# Supercharge spec v



## Roede20 (Dec 15, 2006)

just wondering if there are any superchargers out there for a 2003 se-r spec v. thanks


----------



## chimmike (Oct 17, 2002)

i think someone makes one, can't remember who.

but why do you want a supercharger, over a turbo kit?


----------



## tim788 (May 20, 2006)

with a spec man your gonna want more power up in the top end so go turbo.


----------



## Roede20 (Dec 15, 2006)

k, looked at turbonetics kit. pretty pricey.


----------



## b15chik (Jun 4, 2005)

a friend of mine has a supercharged spec on stock internals at 300whp. the company is called revolution autoworks...but good luck getting any parts from them. a few people have kits and then they sort of stopped answering the phone and returning emails


----------



## chimmike (Oct 17, 2002)

b15chik said:


> a friend of mine has a supercharged spec on stock internals at 300whp. the company is called revolution autoworks...but good luck getting any parts from them. a few people have kits and then they sort of stopped answering the phone and returning emails



yeah, I love how people bashed me on that, even after the first few kits people got were incomplete and required heavy modification.

Turbonetics is the wya to go. If you can't afford it now, wait until you can.


the revauto s/c kit may have made 300whp, but the power curve isn't nearly as good as that of a turbo QR........a turbo QR makes more useable torque and doesn't make peak hp near redline (like the s/c does)


----------



## specvmasta (Nov 25, 2006)

the supercharger was looking pretty tempting but i unno,, whats the difference between the supercharger and the turbo?? cant i make more hp with the supercharger bc i can keep my headers and do other mods ? why would the turbo be better ?? or are u just saying that becasue you are a representative for turbonetics


----------



## chimmike (Oct 17, 2002)

specvmasta said:


> the supercharger was looking pretty tempting but i unno,, whats the difference between the supercharger and the turbo?? cant i make more hp with the supercharger bc i can keep my headers and do other mods ? why would the turbo be better ?? or are u just saying that becasue you are a representative for turbonetics



lol, I'm most definitely not a rep for turbonetics. I pay for all my parts.

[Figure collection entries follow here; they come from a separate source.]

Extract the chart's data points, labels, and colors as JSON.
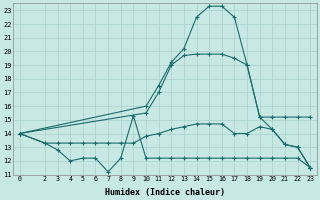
{
  "xlabel": "Humidex (Indice chaleur)",
  "bg_color": "#c8e8e4",
  "grid_color": "#a8d0cc",
  "line_color": "#1a6b6b",
  "xlim": [
    -0.5,
    23.5
  ],
  "ylim": [
    11,
    23.5
  ],
  "yticks": [
    11,
    12,
    13,
    14,
    15,
    16,
    17,
    18,
    19,
    20,
    21,
    22,
    23
  ],
  "xtick_positions": [
    0,
    2,
    3,
    4,
    5,
    6,
    7,
    8,
    9,
    10,
    11,
    12,
    13,
    14,
    15,
    16,
    17,
    18,
    19,
    20,
    21,
    22,
    23
  ],
  "xtick_labels": [
    "0",
    "2",
    "3",
    "4",
    "5",
    "6",
    "7",
    "8",
    "9",
    "10",
    "11",
    "12",
    "13",
    "14",
    "15",
    "16",
    "17",
    "18",
    "19",
    "20",
    "21",
    "22",
    "23"
  ],
  "curve1_x": [
    0,
    10,
    11,
    12,
    13,
    14,
    15,
    16,
    17,
    18,
    19,
    20,
    21,
    22,
    23
  ],
  "curve1_y": [
    14.0,
    16.0,
    17.5,
    19.2,
    20.2,
    22.5,
    23.3,
    23.3,
    22.5,
    19.0,
    15.2,
    15.2,
    15.2,
    15.2,
    15.2
  ],
  "curve2_x": [
    0,
    10,
    11,
    12,
    13,
    14,
    15,
    16,
    17,
    18,
    19,
    20,
    21,
    22,
    23
  ],
  "curve2_y": [
    14.0,
    15.5,
    17.0,
    19.0,
    19.7,
    19.8,
    19.8,
    19.8,
    19.5,
    19.0,
    15.2,
    14.3,
    13.2,
    13.0,
    11.5
  ],
  "curve3_x": [
    0,
    2,
    3,
    4,
    5,
    6,
    7,
    8,
    9,
    10,
    11,
    12,
    13,
    14,
    15,
    16,
    17,
    18,
    19,
    20,
    21,
    22,
    23
  ],
  "curve3_y": [
    14.0,
    13.3,
    13.3,
    13.3,
    13.3,
    13.3,
    13.3,
    13.3,
    13.3,
    13.8,
    14.0,
    14.3,
    14.5,
    14.7,
    14.7,
    14.7,
    14.0,
    14.0,
    14.5,
    14.3,
    13.2,
    13.0,
    11.5
  ],
  "curve4_x": [
    0,
    2,
    3,
    4,
    5,
    6,
    7,
    8,
    9,
    10,
    11,
    12,
    13,
    14,
    15,
    16,
    17,
    18,
    19,
    20,
    21,
    22,
    23
  ],
  "curve4_y": [
    14.0,
    13.3,
    12.8,
    12.0,
    12.2,
    12.2,
    11.2,
    12.2,
    15.3,
    12.2,
    12.2,
    12.2,
    12.2,
    12.2,
    12.2,
    12.2,
    12.2,
    12.2,
    12.2,
    12.2,
    12.2,
    12.2,
    11.5
  ]
}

the turbo makes more power, easier. Hell, a supercharger TAKES power to MAKE power. It's parasitic....whereas the turbo runs off what is essentially waste.


----------



## Timmah603 (Feb 20, 2007)

chimmike said:


> lol, I'm most definitely not a rep for turbonetics. I pay for all my parts.
> 
> the turbo makes more power, easier. Hell, a supercharger TAKES power to MAKE power. It's parasitic....whereas the turbo runs off what is essentially waste.



That is the best way I have ever heard it described. To take it just a step more, a turbo runs off of exaust gases, where a supercharger runs off of a belt attached to the engines crank shaft.( More belts the motor has to turn "PARASITIC ")

Superchargers however, do not have lag like turbos. Turbos usually dont spool before 3,000 RPM, where a supercharger gives you instant boost as soon as you hit the pedal.

Turbo will give you a better, and more stable power band, and a higher peak power sooner than a supercharger though.

Still your call, but the turbo is the way to go as far as I am concerned.


----------



## Lzer0st (Sep 9, 2005)

i know turbos give way more power, but in the long run a turbo can break down ur engine, especially on how drive ur car....now will a supercharger do the same?, cause i was thinking of putting on in my altima...and i might buy a spec v, and i drive about 125 miles a day..and i know a turbo wont be cut out for it


----------